Los Angeles and Chicago newsrooms are reeling from a wave of layoffs impacting veteran anchors and meteorologists at stations owned by Nexstar Media Group, as the company moves to cut costs ahead of a proposed $6.2 billion merger with Tegna. The cuts, announced this week, signal a broader trend of consolidation and cost-cutting within the local television news industry, raising concerns about the future of local journalism.
Among those affected in Los Angeles are Mark Kriski, a longtime KTLA weatherman; Kacey Montoya, a weathercaster; and midday anchors Lu Parker and Glen Walker, along with reporter Ellina Abovian. In Chicago, eight veteran reporters and anchors at WGN-TV were laid off Tuesday, according to reporting from the Chicago Tribune. The moves come as Nexstar seeks to streamline operations and reduce expenses before finalizing its acquisition of Tegna, a deal that would create the nation’s largest local television station owner.
Kriski, an eight-time Emmy Award winner, has been a fixture of the KTLA Morning Show for decades, covering significant weather events including the 1994 Northridge earthquake and recent Malibu fires. Montoya, also a multiple Emmy winner, contributed weather and general interest segments to the KTLA Weekend Morning News. Parker and Walker co-anchored KTLA 5 News at 11 a.m., 12 p.m., 1 p.m., and 3 p.m., bringing years of experience to the broadcasts. Parker is a six-time Emmy winner and former Miss USA. The impact of these layoffs extends beyond the individuals affected, impacting the continuity and institutional knowledge of KTLA’s news coverage.

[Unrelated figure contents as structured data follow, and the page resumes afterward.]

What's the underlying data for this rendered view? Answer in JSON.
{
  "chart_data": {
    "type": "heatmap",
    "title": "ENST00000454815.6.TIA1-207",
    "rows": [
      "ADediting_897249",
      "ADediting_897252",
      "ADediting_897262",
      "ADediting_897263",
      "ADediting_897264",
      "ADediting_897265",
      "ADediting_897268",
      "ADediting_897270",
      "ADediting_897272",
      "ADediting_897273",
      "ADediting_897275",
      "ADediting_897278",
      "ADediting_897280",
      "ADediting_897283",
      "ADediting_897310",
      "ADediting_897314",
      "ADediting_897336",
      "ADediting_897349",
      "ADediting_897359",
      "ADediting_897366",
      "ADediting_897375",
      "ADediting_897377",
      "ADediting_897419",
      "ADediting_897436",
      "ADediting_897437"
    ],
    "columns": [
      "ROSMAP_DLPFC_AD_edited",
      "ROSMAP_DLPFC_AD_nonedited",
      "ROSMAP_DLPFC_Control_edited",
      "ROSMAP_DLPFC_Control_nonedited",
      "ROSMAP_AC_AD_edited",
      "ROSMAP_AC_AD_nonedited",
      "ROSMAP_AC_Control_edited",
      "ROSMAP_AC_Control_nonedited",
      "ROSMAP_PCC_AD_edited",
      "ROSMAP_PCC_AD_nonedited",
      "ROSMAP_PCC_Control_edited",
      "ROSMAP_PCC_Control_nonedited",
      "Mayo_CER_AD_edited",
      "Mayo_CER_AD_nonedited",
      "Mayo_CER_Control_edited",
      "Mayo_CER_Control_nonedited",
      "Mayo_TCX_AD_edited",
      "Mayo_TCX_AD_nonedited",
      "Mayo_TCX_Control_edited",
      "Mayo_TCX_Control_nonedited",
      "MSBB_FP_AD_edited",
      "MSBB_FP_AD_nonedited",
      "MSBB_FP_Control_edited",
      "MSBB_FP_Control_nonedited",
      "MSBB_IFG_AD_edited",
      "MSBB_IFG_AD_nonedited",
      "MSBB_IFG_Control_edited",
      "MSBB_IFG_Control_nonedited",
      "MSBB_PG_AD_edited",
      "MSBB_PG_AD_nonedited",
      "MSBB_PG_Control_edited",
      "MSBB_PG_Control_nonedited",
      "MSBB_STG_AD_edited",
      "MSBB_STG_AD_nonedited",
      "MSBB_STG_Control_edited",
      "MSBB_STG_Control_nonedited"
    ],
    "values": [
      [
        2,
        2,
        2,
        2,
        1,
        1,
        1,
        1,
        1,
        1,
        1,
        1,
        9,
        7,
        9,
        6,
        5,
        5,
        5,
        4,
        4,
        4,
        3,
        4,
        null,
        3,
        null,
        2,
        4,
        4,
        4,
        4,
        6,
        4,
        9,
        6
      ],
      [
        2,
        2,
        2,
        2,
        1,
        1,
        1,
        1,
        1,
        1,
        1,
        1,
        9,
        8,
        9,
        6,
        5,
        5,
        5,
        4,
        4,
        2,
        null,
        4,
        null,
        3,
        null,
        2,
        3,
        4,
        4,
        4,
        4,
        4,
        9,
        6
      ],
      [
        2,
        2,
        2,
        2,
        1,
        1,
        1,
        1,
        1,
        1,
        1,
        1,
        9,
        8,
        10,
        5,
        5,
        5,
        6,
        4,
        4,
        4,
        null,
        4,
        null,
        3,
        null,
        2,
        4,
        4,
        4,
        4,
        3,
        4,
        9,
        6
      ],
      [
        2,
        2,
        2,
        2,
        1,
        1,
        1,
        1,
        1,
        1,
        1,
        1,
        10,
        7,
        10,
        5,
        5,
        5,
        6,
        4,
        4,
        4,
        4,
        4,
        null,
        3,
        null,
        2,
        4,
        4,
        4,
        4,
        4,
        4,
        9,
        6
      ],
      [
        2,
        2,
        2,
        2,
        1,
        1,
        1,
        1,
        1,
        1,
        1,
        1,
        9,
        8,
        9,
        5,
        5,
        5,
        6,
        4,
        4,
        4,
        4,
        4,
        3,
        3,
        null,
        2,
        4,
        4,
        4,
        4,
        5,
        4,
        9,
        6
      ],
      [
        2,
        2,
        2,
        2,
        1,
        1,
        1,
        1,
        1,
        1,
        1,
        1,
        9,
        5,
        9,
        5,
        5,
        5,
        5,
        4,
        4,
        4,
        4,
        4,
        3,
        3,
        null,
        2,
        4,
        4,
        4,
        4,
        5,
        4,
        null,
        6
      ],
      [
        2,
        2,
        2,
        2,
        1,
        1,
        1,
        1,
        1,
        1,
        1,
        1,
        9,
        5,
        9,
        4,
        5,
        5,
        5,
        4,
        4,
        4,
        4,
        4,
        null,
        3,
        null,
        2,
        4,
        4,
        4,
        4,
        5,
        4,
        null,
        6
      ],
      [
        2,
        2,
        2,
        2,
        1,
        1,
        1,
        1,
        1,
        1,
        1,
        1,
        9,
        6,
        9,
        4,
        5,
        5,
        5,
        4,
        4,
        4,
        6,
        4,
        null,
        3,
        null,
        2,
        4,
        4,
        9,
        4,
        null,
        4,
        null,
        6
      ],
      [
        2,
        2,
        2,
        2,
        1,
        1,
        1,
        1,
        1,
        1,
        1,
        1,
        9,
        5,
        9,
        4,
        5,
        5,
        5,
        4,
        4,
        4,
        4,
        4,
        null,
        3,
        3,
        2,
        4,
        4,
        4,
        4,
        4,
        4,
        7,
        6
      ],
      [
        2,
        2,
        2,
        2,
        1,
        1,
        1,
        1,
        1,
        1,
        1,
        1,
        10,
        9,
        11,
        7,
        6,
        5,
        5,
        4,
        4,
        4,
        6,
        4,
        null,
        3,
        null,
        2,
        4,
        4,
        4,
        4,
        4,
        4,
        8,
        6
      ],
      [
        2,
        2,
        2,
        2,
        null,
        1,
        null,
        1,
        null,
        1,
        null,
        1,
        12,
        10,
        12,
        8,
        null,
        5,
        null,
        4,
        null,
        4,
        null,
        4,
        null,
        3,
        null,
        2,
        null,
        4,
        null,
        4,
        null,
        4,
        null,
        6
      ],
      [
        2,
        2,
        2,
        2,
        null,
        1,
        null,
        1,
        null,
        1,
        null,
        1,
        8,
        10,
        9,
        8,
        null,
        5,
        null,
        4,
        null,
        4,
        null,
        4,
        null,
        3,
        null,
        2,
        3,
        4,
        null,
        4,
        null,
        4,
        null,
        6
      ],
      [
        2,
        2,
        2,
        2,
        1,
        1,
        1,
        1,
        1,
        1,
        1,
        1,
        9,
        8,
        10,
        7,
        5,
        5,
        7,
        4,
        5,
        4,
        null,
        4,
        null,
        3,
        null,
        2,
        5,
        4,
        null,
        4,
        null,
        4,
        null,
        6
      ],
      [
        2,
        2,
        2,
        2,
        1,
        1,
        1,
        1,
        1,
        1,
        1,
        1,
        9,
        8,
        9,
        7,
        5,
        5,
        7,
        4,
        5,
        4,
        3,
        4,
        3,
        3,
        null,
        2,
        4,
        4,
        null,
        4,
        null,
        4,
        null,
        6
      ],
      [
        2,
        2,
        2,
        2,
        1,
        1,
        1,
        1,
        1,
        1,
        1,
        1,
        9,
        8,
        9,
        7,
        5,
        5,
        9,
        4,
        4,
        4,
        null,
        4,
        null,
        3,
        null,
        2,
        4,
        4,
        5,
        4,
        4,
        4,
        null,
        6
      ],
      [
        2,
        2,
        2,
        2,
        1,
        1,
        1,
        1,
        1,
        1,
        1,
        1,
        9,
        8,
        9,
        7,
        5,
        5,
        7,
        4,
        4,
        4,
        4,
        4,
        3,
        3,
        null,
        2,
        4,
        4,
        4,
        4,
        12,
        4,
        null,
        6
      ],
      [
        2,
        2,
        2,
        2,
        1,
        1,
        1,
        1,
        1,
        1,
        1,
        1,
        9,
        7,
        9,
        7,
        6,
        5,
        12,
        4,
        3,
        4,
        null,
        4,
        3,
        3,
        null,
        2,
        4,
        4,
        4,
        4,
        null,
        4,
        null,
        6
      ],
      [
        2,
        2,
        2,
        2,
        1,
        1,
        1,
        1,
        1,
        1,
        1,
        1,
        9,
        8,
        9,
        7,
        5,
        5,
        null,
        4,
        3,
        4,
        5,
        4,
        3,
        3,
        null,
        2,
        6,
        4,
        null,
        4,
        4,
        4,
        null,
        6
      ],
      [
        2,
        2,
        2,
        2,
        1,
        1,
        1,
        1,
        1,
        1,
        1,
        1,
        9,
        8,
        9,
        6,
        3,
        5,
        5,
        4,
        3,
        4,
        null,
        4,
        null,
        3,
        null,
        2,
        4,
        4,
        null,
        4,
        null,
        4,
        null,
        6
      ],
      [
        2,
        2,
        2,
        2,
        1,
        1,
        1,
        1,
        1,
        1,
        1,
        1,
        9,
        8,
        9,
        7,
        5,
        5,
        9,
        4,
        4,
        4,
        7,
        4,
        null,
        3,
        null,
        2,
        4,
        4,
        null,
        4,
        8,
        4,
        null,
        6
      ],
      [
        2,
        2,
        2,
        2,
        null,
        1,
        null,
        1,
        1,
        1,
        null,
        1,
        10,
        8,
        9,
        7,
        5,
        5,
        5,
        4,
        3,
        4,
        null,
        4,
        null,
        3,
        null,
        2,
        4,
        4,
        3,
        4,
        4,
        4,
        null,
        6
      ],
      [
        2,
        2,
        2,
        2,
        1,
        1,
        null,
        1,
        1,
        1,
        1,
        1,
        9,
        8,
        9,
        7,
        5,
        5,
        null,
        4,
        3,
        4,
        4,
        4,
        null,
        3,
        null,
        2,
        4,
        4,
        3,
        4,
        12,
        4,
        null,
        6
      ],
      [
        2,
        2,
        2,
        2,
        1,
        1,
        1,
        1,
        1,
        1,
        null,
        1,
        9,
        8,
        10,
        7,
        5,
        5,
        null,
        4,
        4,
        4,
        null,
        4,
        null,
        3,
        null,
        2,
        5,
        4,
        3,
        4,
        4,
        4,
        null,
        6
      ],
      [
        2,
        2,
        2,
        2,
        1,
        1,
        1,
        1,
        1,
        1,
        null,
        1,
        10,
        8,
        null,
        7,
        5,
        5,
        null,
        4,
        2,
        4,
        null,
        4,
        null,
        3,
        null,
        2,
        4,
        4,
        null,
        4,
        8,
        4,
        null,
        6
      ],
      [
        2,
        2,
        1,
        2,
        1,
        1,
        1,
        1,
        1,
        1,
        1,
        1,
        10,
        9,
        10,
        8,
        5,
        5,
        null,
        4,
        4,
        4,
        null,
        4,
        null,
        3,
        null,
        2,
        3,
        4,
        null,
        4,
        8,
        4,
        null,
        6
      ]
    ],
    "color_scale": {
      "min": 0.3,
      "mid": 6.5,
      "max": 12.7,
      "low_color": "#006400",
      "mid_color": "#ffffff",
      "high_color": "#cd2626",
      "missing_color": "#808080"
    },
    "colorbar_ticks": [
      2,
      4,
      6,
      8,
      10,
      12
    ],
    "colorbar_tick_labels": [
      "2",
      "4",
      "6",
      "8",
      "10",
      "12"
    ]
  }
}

SAG-AFTRA Condemns Layoffs, Cites Media Consolidation
The Screen Actors Guild – American Federation of Television and Radio Artists (SAG-AFTRA) has strongly condemned the layoffs, arguing they represent a dangerous trend of media consolidation. “By laying off journalists across the country, Nexstar is eroding the resources and talent that local communities rely on for trusted news,” said SAG-AFTRA President Sean Astin in a statement. “These actions highlight the risks of media consolidation and underscore the urgent demand for regulators and the company to prioritize the public interest and the professionals who serve it.”
The union is currently in negotiations with Nexstar stations across multiple markets, and reports that the company is seeking to reduce severance pay and limit workers’ negotiating power. SAG-AFTRA argues that the layoffs are particularly troubling in light of the pending Tegna acquisition, which will significantly expand Nexstar’s reach and market dominance.
The Nexstar-Tegna Merger: A Changing Landscape for Local News
The proposed merger between Nexstar and Tegna would combine the two largest independent owners of local television stations in the United States. Currently, Nexstar owns 201 stations in 116 markets, reaching 70% of U.S. Television households, while Tegna owns 64 stations in 51 markets, reaching over 100 million people monthly across its various platforms. Nexstar Media Group was founded in 1996 and has grown through a series of acquisitions.
Upon completion, the merged company would control 265 stations in 44 states and the District of Columbia, representing approximately 80% of U.S. TV households. This would far exceed the longstanding 39% national ownership cap, a limit that has been in place for decades to prevent excessive concentration of media ownership. Nexstar CEO Perry Sook has been a vocal opponent of this cap, arguing it is outdated in the current media landscape.
Political Endorsement and Regulatory Scrutiny
The merger has drawn attention from political figures, including former President Donald Trump, who publicly endorsed the deal on his Truth Social platform in February 2026. Trump wrote that the merger would “help knock out the Fake News” by creating more competition. The endorsement raises questions about potential political influence on the regulatory review process.
The merger still requires approval from the Federal Communications Commission (FCC). The FCC has historically been cautious about approving deals that would significantly increase media consolidation, but the agency’s stance could shift under the current administration. The outcome of the regulatory review will have significant implications for the future of local news and the diversity of voices in the media landscape.
Nexstar declined to comment on the specific personnel changes, stating only that the company is “taking steps necessary to compete effectively in this period of unprecedented change.” The company’s actions, however, underscore the financial pressures facing the local television news industry as advertising revenue shifts to digital platforms and streaming services.
The next key date to watch is the FCC’s decision on the Nexstar-Tegna merger, which is expected in the coming months. The outcome will likely shape the future of local news for years to come.